よく言われるのが、オーディオ再生は生演奏の代用である、ということです。生演奏が上でレコードが下というわけです。確かに演奏がなければ、レコードやCDもないわけです。しかし、どちらも音楽の本質は同じであり、それぞれに価値を持っています。鑑賞形態と条件のカテゴリーが違いであることを認識する必要があります。この認識が不足しているから音楽ファン、イコール、レコードオーディオのファンではないのでしょう。また、困ったことですが、オーディオファンが必ずしも音楽ファンでないことも、ままあります。オーディオ装置は大変立派なものをそろえているのに、レコード(録音物=アナログレコード、CD等のメディアの意味)は僅かしかないというオーディオファンも確かにいますね。生もレコードも音楽の本質は同じですが、それぞれに、音楽の鑑賞手段としての固有性と独自性をもっていると考えるのがよいと思います。
生演奏とレコード再生の関係において、「ライブはレコードにない感動がある」とよく言われます。それは、一面、本当だと思いますが、音楽による感動の本質的な問題や価値では同じだと思います。音楽の本質は音に託されて伝わる心から心へのメッセージです。音楽を演奏することは、演奏の心を空気の波動を通して聞く人の心に伝えることです。音楽の演奏を聴くということは、同じように空気の波動をとおして演奏の心を自分の心に響かせることです。その音や心という姿形のないものは、演奏者と聴き手が、フェイス・トゥ・フェイスで対峙して生まれるものですから「音楽はライブだよ」とおっしゃる方は、対面している事実を確認して「心を感じたいんだよ」と言われるのでしょう。しかし、問題は全て音なのです。
レコードの中には、確かに演奏の心を失ったものもありますし、機械・電気のプロセスを経たメディア音楽だという先入観があると、そこに心が記録されていたとしても、そうは思えなくなってしまうこともあるかもしれません。しかし、録音は演奏者の心を記録することが可能ですし、生でしか心が伝わらないというものでもないし、生でも十分豊かに心が伝わらない演奏もあります。危険なことに、レコードやオーディオに間違った偏見や先入観を持っていると、もう心は通じません。

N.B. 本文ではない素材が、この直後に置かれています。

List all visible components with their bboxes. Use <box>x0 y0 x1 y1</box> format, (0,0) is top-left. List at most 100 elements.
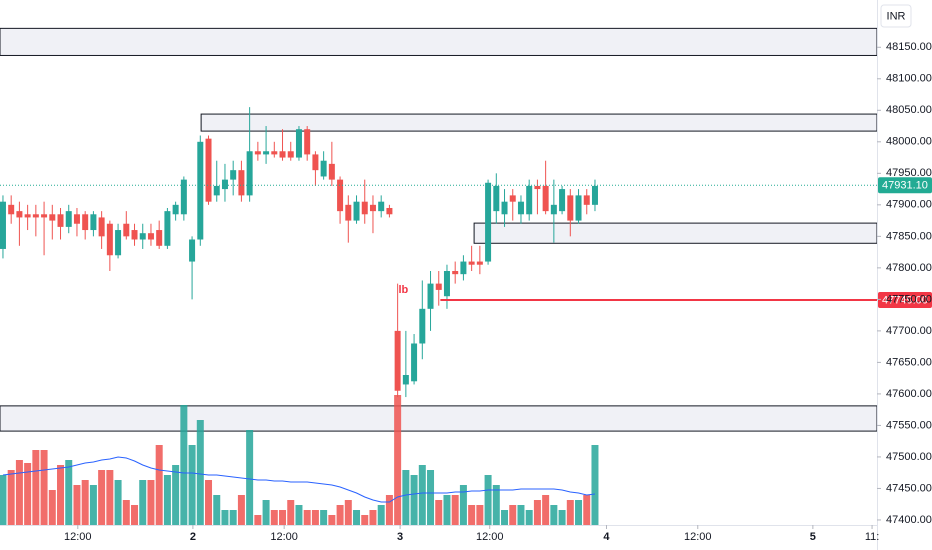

レコードを聴く時は、謙虚な姿勢と、音楽として本物であるという認識、さらにはそれらに対する敬意がなければ、心は伝わりにくいもなのです。
それはオーディオやレコードに対して高い価値観を持たなければ、あり得ないことです。レコードを単なる記録物と考えていたり、オーディオ機器を単なる電気製品と思っていたら、そこから出る音楽に心を感じることは難しいかもしれません。オーディオ製品を選ぶ場合も、できるだけ安上がりにしようとか、価格勝負というような姿勢が、そもそも、この世界に価値を認めていない証拠で、そういう聴き手に音楽演奏の心が伝わるわけはないのです。
本当にレコードに対して敬意を払い、本物の心が込められているメディアだと信じる謙虚な姿勢と集中力でスピーカーから出る音に臨めば、優れた音楽メディアなら必ず演奏者の心も記録されていて、それが聴き手に伝わるはずです。もし、それが伝わらない場合は、聴き手側の何かが足りないと思う謙虚さが必要ですね。レコードとオーディオで一度でも音楽的感動を体験すれば、必ずや、このことを信じることが出来るでしょう。成功体験ですね。
音楽の音は一回性なるが故に貴重です。その貴重さや希少性がライヴです。それも含めてライブには、心が伝わる、感動する条件やお膳立てが具体的なリアリティーとして整っています。オーディオにあるのは純粋に音だけですから、それらが欠けていますが、反面、音だけによる純粋さと、その貴重な一回性を繰り返し聴くことができるマジックがあります。それは、ライブとは正反対で、同じ演奏を繰り返し聴く度で理解が深まり、より豊かに心が伝わり、また新たに感動できるという特質もあるわけです。これはライブでは不可能なことです。こういう楽しみと感動がオーディオ趣味の極致と言ってもいいでしょう。